For millennia, malaria has plagued humanity, causing fever, headache, and chills, which can quickly progress to severe illness and respiratory distress. A pathogen transmitted by mosquitoes, malaria is preventable and curable and yet continues to cause more than 600,000 deaths per year, primarily affecting sub-Saharan African children younger than 6.
A Sept. 12 Perry World House event, “Can the COVID Playbook Help End Malaria?”, looked at the historic fight against this disease, featuring discussions about new developments in mRNA vaccine technologies and lessons learned from the global COVID-19 pandemic.
Moderated by Carol McLaughlin, senior advisor for global public health at the Center for High Impact Philanthropy at the School for Social Policy & Practice and an infectious disease physician in the Perelman School of Medicine, the panel included Matthew Laurens, a pediatric infectious disease specialist at the Center for Vaccine Development; Martina Mchenga, a health economist and postdoctoral research fellow at the Center for Social Science Research at the University of Cape Town; and Drew Weissman, Roberts Family Professor in Vaccine Research in the Perelman School of Medicine.
Despite many new advances, progress on the fight against malaria has stalled, threatened by increasing resistance in mosquitoes as well as the parasites, McLaughlin said. “Now is the time when we really need new developments.”
Malaria has an adverse impact on not just the health but also the economy of the African region, Mchenga said, noting that the household cost of malaria is $16 dollars per day, while for many African countries, most of the population lives below the poverty line at less than $2.50 per day.
Laurens said developing a malaria vaccine has been difficult, in part because of the genetic diversity of the malaria parasite and the fact that scientists don’t yet know exactly which immune response the vaccine would need to stimulate to provide protection.
“The encouraging news is that, after 30 to 40 years of development, the very first malaria vaccine was approved by the World Health Organization in October of 2021,” Laurens said. “It is a moderately effective vaccine, but, for diseases like malaria that cause such death and destruction, it’s very critical to promote this vaccine in the areas that need it most.”
The vaccine, targeted at children who are at the highest risk for severe malarial consequences, requires four doses and provides about 50% protection after the first year it’s administered, Laurens said. After a few years, the efficacy tends to wane.
Recent studies have shown that this vaccine is most effective when layered on top of other protections like bed nets and seasonal malaria chemo prophylaxis, Laurens said. “We have a long way to go. But there is hope, and this vaccine was a high success.”
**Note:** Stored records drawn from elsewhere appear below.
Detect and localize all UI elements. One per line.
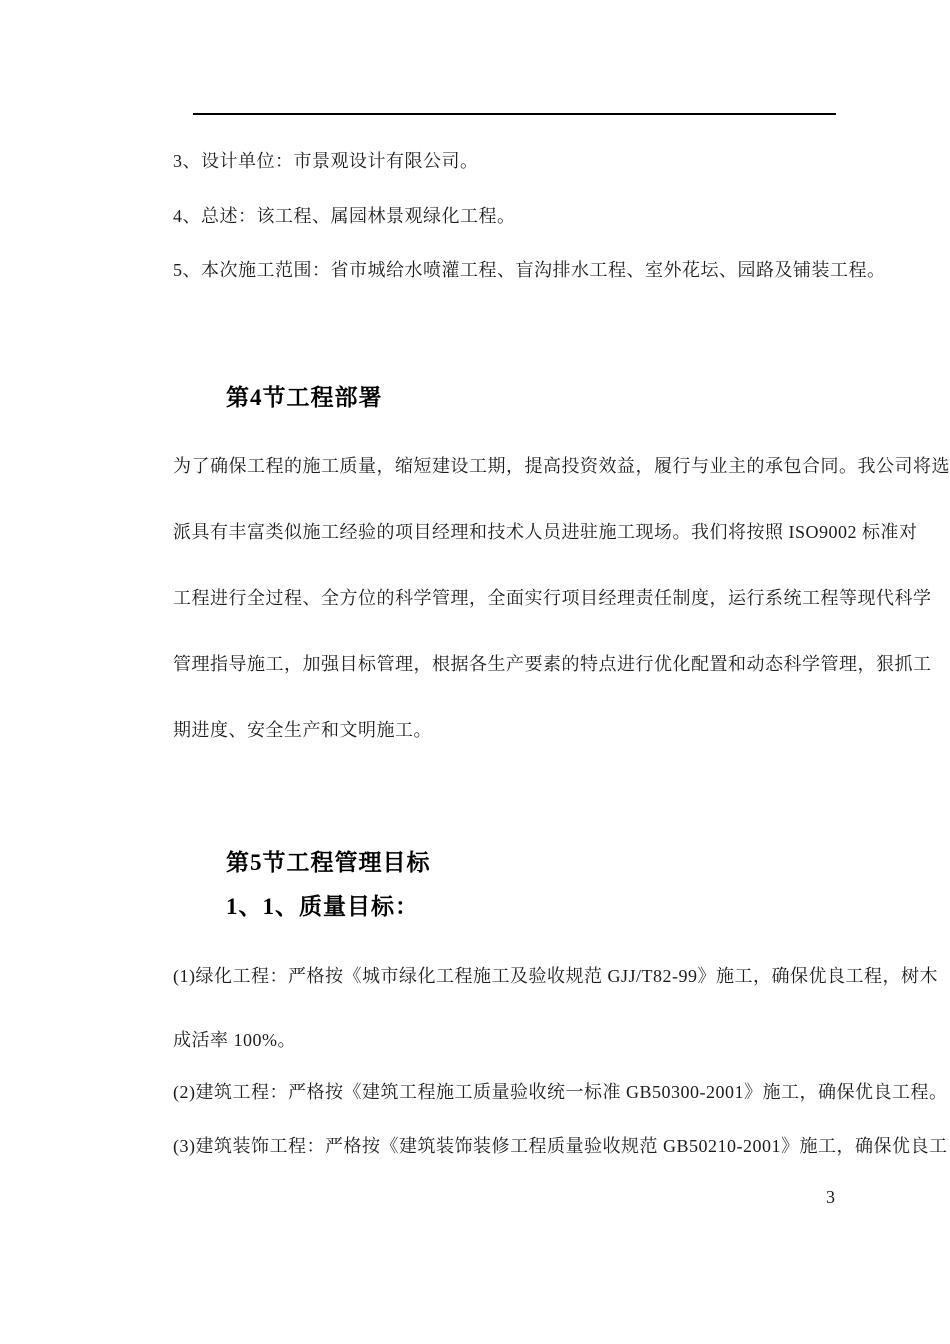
section4-paragraph-line: 为了确保工程的施工质量，缩短建设工期，提高投资效益，履行与业主的承包合同。我公司… <box>173 454 950 478</box>
document-page: 3、设计单位：市景观设计有限公司。 4、总述：该工程、属园林景观绿化工程。 5、… <box>0 0 950 1344</box>
section4-paragraph-line: 工程进行全过程、全方位的科学管理，全面实行项目经理责任制度，运行系统工程等现代科… <box>173 586 932 610</box>
section4-paragraph-line: 派具有丰富类似施工经验的项目经理和技术人员进驻施工现场。我们将按照 ISO900… <box>173 520 918 544</box>
section4-heading: 第4节工程部署 <box>226 383 383 413</box>
intro-item-5: 5、本次施工范围：省市城给水喷灌工程、盲沟排水工程、室外花坛、园路及铺装工程。 <box>173 258 886 282</box>
section5-heading: 第5节工程管理目标 <box>226 848 431 878</box>
page-number: 3 <box>826 1185 835 1209</box>
section4-paragraph-line: 期进度、安全生产和文明施工。 <box>173 718 432 742</box>
section4-paragraph-line: 管理指导施工，加强目标管理，根据各生产要素的特点进行优化配置和动态科学管理，狠抓… <box>173 652 932 676</box>
quality-target-line: (2)建筑工程：严格按《建筑工程施工质量验收统一标准 GB50300-2001》… <box>173 1080 947 1104</box>
intro-item-4: 4、总述：该工程、属园林景观绿化工程。 <box>173 204 516 228</box>
quality-target-line: (3)建筑装饰工程：严格按《建筑装饰装修工程质量验收规范 GB50210-200… <box>173 1134 947 1158</box>
quality-target-line: 成活率 100%。 <box>173 1028 296 1052</box>
intro-item-3: 3、设计单位：市景观设计有限公司。 <box>173 149 479 173</box>
quality-target-line: (1)绿化工程：严格按《城市绿化工程施工及验收规范 GJJ/T82-99》施工，… <box>173 964 938 988</box>
section5-subheading-quality-target: 1、1、质量目标： <box>226 892 419 922</box>
header-rule <box>193 113 836 115</box>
Weissman spoke to the use of mRNA technology and how it could impact malaria vaccine development. First, it stimulates potent immune responses, both in terms of antibodies and T cell immunity, which are both thought to be important in protecting against malaria, he said. Second, the technology enables scientists to target multiple antigens by adding multiple segments of RNA to a single vaccine.
“With RNA, we’ve put 20 different antigens in a single vaccine. And the thought from malaria is that one, two, maybe even three antigens is not going to be enough to give very broad protection, so being able to put 20 different antigens in one vaccine gives RNA a big advantage.”
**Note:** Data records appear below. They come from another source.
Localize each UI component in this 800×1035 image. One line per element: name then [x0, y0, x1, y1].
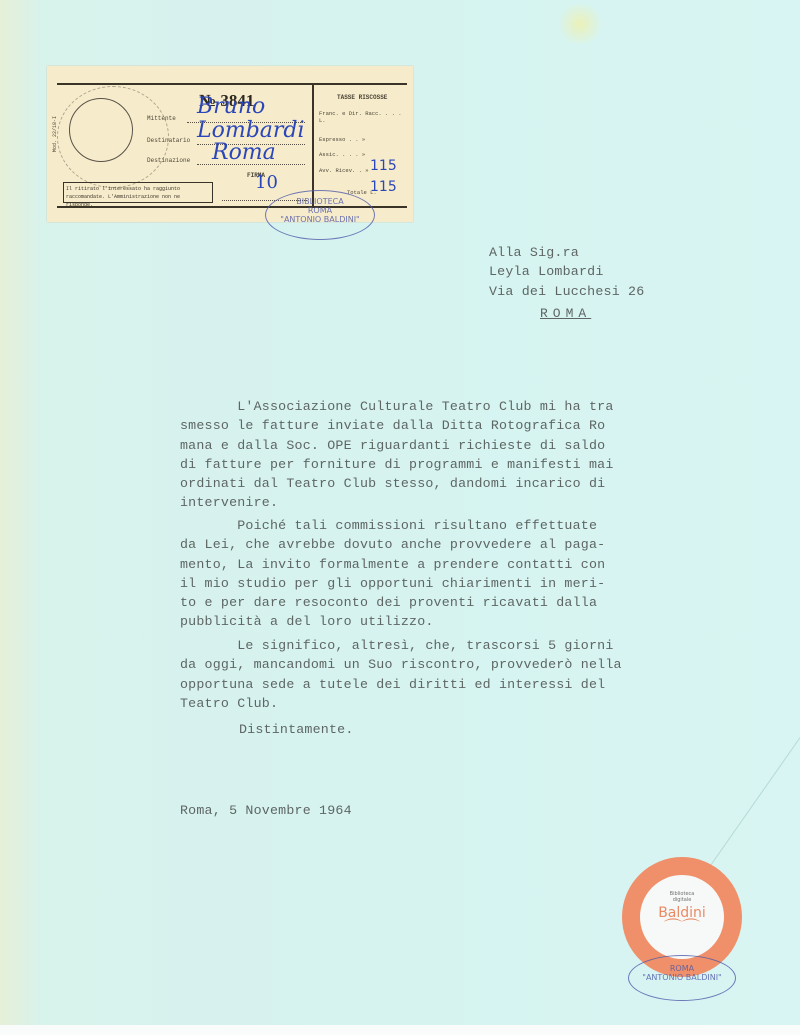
receipt-divider — [312, 83, 314, 207]
bottom-handwritten: 10 — [255, 172, 278, 193]
recipient-line-1: Alla Sig.ra — [489, 245, 579, 260]
stamp-line-2: ROMA — [266, 206, 374, 215]
receipt-top-rule — [57, 83, 407, 85]
tasse-avv-value: 115 — [370, 158, 397, 174]
scan-border — [0, 1025, 800, 1035]
body-paragraph-3: Le significo, altresì, che, trascorsi 5 … — [180, 636, 622, 713]
postmark-circle — [69, 98, 133, 162]
receipt-note: Il ritirato l'interessato ha raggiunto r… — [63, 182, 213, 203]
logo-small-line-2: digitale — [640, 897, 724, 903]
body-paragraph-2: Poiché tali commissioni risultano effett… — [180, 516, 605, 632]
stamp-line-3: "ANTONIO BALDINI" — [266, 215, 374, 224]
stamp-bottom-line-2: ROMA — [629, 964, 735, 973]
recipient-address: Alla Sig.ra Leyla Lombardi Via dei Lucch… — [489, 243, 644, 301]
library-logo-inner: Biblioteca digitale Baldini ⌒⌒ — [640, 875, 724, 959]
mittente-label: Mittente — [147, 115, 176, 122]
tasse-row-espresso: Espresso . . » — [319, 136, 365, 143]
tasse-title: TASSE RISCOSSE — [337, 94, 387, 101]
book-icon: ⌒⌒ — [640, 921, 724, 937]
tasse-row-avv: Avv. Ricev. . » — [319, 167, 369, 174]
body-paragraph-1: L'Associazione Culturale Teatro Club mi … — [180, 397, 614, 513]
destinazione-label: Destinazione — [147, 157, 190, 164]
logo-small-text: Biblioteca digitale — [640, 891, 724, 903]
library-stamp-oval-bottom: ROMA "ANTONIO BALDINI" — [628, 955, 736, 1001]
stamp-line-1: BIBLIOTECA — [266, 197, 374, 206]
library-stamp-oval: BIBLIOTECA ROMA "ANTONIO BALDINI" — [265, 190, 375, 240]
paper-stain — [555, 4, 605, 44]
recipient-city: ROMA — [540, 306, 591, 321]
destinatario-label: Destinatario — [147, 137, 190, 144]
destinazione-handwritten: Roma — [212, 140, 276, 165]
stamp-bottom-line-3: "ANTONIO BALDINI" — [629, 973, 735, 982]
closing-salutation: Distintamente. — [239, 720, 354, 739]
recipient-line-2: Leyla Lombardi — [489, 264, 604, 279]
tasse-row-assic: Assic. . . . » — [319, 151, 365, 158]
mittente-handwritten: Bruno — [197, 94, 265, 119]
date-line: Roma, 5 Novembre 1964 — [180, 801, 352, 820]
recipient-line-3: Via dei Lucchesi 26 — [489, 284, 644, 299]
tasse-row-franc: Franc. e Dir. Racc. . . . L. — [319, 110, 404, 124]
tasse-totale-value: 115 — [370, 179, 397, 195]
When seeking lessons drawn from COVID-19 that could apply to malaria vaccine development, Mchenga said, it is important to consider the supply chain and remember that not all countries have the ability to store and distribute vaccines. As scientists develop new technologies, they also need to be thinking about countries’ varying needs, modifying vaccine rollout for maximum effectiveness and equity, he said.
Laurens said that one of the lessons from the COVID 19 pandemic is that, when public-private partnership, political will, and financing come together, a vaccine can be rapidly developed and deployed. “We should take this lesson to malaria,” he said.
“Community buy-in is essential for any successful clinical trial or vaccination program, and we’ve learned that time and time again,” he said. “We need to make these vaccines locally; we need to test them locally.”
Scientists did not effectively introduce the COVID-19 mRNA vaccines and explain why they were safe, Weissman said, noting that many lay people thought the vaccines were rushed through the approval process and could be dangerous.
In malaria-endemic areas, many people have been touched by the disease, more so than COVID-19, so theywould be more excited about a vaccine, Laurens said. In addition, working with trusted community health workers and through the proper channels would help with communication.
Another challenge to vaccine rollout will be the cost, Weissman said. “The Gates Foundation says $1.50 a dose for a vaccine is affordable and reasonable. Making RNA or any kind of vaccine at $1.50 a dose is not going to be easy.”
The financial piece is key, along with getting community involvement and government support, he said. “It’s a big puzzle. All of the pieces have to be there and have to fit together for this to be able to work.”
“If we have a package of malaria vaccines for people who really need them,” Mchenga said, “then the future is looking good.”